Sous réserve des liens familiaux avec la Suisse, tous les critères mentionnés ci-dessus sont entièrement favorables à la recourante. En huit ans, la recourante a acquis une formation dans le domaine difficile des soins à des handicapés graves -secteur d’activité marqué par une pénurie notoire de personnel qualifié-, elle a appris la langue française, elle donne entière satisfaction dans son travail, elle s’est liée d’amitié sincère avec plusieurs ressortissants suisses, elle a su se faire apprécier de son entourage par ses qualités personnelles et son engagement en faveur de personnes défavorisées. Dans ces conditions, exiger de sa part un retour en Brésil constituerait une forme de déracinement que sa remarquable intégration socio-professionnelle ne justifie pas.
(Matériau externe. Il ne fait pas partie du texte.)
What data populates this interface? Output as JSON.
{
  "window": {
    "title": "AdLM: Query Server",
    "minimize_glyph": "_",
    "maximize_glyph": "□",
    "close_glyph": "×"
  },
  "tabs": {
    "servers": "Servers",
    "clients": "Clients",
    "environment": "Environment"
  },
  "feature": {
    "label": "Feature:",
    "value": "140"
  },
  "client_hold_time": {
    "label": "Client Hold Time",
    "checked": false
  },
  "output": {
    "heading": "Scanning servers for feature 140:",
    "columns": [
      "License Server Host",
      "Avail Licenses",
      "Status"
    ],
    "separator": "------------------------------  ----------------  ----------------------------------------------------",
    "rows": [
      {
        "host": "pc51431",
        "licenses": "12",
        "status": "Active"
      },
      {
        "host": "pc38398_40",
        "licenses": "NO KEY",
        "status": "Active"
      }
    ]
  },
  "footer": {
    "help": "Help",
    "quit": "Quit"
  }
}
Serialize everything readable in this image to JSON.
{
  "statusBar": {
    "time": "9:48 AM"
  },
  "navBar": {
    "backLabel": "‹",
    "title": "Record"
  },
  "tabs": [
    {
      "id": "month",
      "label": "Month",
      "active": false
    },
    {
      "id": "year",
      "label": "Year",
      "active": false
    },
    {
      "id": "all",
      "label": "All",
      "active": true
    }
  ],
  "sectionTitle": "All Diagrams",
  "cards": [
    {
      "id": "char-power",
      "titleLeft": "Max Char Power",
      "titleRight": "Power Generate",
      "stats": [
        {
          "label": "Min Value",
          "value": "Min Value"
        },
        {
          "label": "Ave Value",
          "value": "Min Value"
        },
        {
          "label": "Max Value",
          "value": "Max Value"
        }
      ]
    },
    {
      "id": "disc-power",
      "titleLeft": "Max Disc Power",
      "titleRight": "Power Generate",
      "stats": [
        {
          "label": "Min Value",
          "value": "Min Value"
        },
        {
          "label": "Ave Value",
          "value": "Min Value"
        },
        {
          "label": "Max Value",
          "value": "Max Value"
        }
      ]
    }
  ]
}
Par conséquent, la prolongation de son autorisation de séjour doit être ordonnée en application de la Directive ODM 654. L’approbation de l’ODM est toutefois réservée.

5.                                Il ressort des considérants qui précèdent que le recours doit être admis et la décision entreprise annulée.

Vu le sort du recours, le présent arrêt sera rendu sans frais. Obtenant gain de cause avec l’assistance d’un mandataire professionnel, la recourante a droit à des dépens.


 

Par ces motifs
le Tribunal administratif
arrête:

I.                                   Le recours est  admis.

II.                                 La décision du SPOP du 12 mai 2006 est annulée.

III.                                Sous réserve de l’approbation de l’ODM, l’autorisation de séjour de la recourante sera renouvelée.

IV.                              Le présent arrêt est rendu sans frais.

V.                                La recourante a droit à une indemnité de 1000 (mille) francs à titre de dépens, à la charge du SPOP.

 

av/Lausanne, le 7 février 2007

 

                                                          Le président:                                  

                                                                                                                 

Le présent arrêt est communiqué aux destinataires de l'avis d'envoi ci-joint

Le présent arrêt peut faire l'objet, dans les trente jours suivant sa notification, d'un recours au Tribunal fédéral. Le recours en matière de droit public s'exerce aux conditions des articles 82 ss de la loi du 17 juin 2005 sur le Tribunal fédéral (LTF - RS 173.110), le recours constitutionnel subsidiaire à celles des articles 113 ss LTF.